00:20:37 MR. FELMY: Well, that’s an excellent point. It is related to earnings because if you look at the investments that the industry has made over the last 10 years in environmental expenditures, it’s been roughly on the order of about $90 billion. Of that, about $50 billion is investments in refineries, for example, to either reduce emissions or to change the fuels to cleaner burning fuels.

And those are investments that have potentially large payoffs. For example, the ultra-low sulfur diesel program this year will allow the introduction of clean burning, efficient diesel engines in the United States for the first time significantly potentially in a couple decades, so that could have an important effect in terms of reducing emissions and improving efficiency. We also make major investments in terms of these environmental expenditures, so you have fewer releases, so that your communities are affected less, your workers are safe, and things along that line. So we have invested substantially in that area.

What are we doing about this? Well, I have been engaged in terms of talking with anybody who will talk to an economist about what the industry is doing, and a host of things across the industry whether it be the earnings, whether it be what’s happening with gasoline prices, whether it be expenditures – on and on and on – and trying to reach out to tell people what the facts are, just as I am doing right now with this conference call, and we’re committed to continuing to do that – to educate folks in what’s going on.

And an important point about the investments in environmental expenditures, of course, that’s an investment that you can’t then spend on a piece of capital equipment for expanded capacity, so we’ve got that tradeoff going on in the industry also.

00:22:36 MR. PALOMO: Any more questions?

00:22:38 SKYMUTT: I don’t have any additional questions.

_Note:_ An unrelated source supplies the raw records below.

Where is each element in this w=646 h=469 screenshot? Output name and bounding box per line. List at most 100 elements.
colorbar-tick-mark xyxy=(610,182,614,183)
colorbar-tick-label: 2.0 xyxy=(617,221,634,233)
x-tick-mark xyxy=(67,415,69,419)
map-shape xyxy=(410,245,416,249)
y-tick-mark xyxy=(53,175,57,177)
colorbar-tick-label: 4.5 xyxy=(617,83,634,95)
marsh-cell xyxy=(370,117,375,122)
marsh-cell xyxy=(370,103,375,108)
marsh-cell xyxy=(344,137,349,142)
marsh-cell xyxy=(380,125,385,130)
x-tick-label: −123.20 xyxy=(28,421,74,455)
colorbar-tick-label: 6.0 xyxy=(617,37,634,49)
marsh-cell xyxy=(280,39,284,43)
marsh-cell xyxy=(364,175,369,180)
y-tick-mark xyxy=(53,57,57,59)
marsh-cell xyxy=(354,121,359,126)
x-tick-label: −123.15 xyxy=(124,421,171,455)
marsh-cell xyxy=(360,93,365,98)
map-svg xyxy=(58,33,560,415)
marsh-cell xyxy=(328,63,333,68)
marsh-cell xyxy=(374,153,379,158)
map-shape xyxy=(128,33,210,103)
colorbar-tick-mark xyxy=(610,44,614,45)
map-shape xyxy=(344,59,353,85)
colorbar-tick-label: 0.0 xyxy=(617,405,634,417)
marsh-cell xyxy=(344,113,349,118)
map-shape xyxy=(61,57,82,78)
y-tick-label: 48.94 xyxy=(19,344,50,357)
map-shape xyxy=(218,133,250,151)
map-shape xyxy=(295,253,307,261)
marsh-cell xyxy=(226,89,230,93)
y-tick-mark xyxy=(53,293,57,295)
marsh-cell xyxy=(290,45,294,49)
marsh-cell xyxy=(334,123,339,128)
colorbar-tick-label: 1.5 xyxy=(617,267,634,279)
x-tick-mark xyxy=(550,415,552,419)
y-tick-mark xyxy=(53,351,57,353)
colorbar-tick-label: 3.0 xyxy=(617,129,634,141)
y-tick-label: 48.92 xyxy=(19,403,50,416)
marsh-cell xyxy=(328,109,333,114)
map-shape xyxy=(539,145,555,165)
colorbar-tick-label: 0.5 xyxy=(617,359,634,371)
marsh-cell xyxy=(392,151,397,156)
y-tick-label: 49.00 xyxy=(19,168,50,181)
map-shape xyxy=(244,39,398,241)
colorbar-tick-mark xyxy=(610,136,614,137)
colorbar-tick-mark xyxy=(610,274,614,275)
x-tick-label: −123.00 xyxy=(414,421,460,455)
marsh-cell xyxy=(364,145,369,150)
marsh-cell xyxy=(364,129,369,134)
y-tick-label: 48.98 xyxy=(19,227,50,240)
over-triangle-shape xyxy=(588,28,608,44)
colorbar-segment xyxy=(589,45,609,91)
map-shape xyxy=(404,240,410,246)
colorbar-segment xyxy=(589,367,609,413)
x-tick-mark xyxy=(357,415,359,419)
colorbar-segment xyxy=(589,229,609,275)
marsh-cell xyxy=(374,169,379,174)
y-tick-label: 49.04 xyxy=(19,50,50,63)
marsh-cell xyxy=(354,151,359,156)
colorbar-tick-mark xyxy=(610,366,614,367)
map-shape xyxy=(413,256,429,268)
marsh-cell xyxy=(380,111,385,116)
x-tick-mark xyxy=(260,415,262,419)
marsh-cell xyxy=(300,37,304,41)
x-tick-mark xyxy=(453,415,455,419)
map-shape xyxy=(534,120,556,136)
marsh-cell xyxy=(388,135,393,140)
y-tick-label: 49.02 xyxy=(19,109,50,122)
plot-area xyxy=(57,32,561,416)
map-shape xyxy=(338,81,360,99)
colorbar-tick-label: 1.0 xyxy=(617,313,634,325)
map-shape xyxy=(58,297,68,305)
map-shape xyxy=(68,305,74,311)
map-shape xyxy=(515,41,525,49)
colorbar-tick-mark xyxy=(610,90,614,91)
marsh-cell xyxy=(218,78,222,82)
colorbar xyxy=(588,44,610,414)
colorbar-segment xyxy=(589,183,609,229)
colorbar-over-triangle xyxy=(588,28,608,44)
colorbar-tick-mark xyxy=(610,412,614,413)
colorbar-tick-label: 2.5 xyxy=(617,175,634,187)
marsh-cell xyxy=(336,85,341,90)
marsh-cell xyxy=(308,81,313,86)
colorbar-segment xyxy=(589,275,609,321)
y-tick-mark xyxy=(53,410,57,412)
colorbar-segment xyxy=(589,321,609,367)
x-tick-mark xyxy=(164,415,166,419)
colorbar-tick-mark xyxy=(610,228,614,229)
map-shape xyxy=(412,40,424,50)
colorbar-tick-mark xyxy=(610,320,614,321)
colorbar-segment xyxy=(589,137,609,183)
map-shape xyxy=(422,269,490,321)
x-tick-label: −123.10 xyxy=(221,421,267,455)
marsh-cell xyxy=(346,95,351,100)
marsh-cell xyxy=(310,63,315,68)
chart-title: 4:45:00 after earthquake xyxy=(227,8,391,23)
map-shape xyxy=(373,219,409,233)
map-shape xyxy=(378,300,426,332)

00:22:40 MR. SIERRA: That’s it for me.

00:22:42 MR. PALOMO: Well, I again appreciate you joining us. A reminder: if you have any more questions you think of after the call has ended, send me an email and we’ll try to get it answered. We will have more conference calls on different subjects and we’ll notify you and hope that you can join us again.

00:23:00 MR. SIERRA: All right. Would it be possible to get my hands on the recording?

00:23:04 MR. PALOMO: Yes. I’ll get back to you on that.

00:23:08 MR. SIERRA: Right. It’s kind of hard to type notes as I am listening and talking and it would be helpful if I could relisten to the questions and answers and all that.

00:23:14 MR. PALOMO: Yeah. We’ll have the transcript and the recording on the web, so –

00:23:18 MR. SIERRA: Great.

00:23:20 MR. PALOMO: Great. Thank you.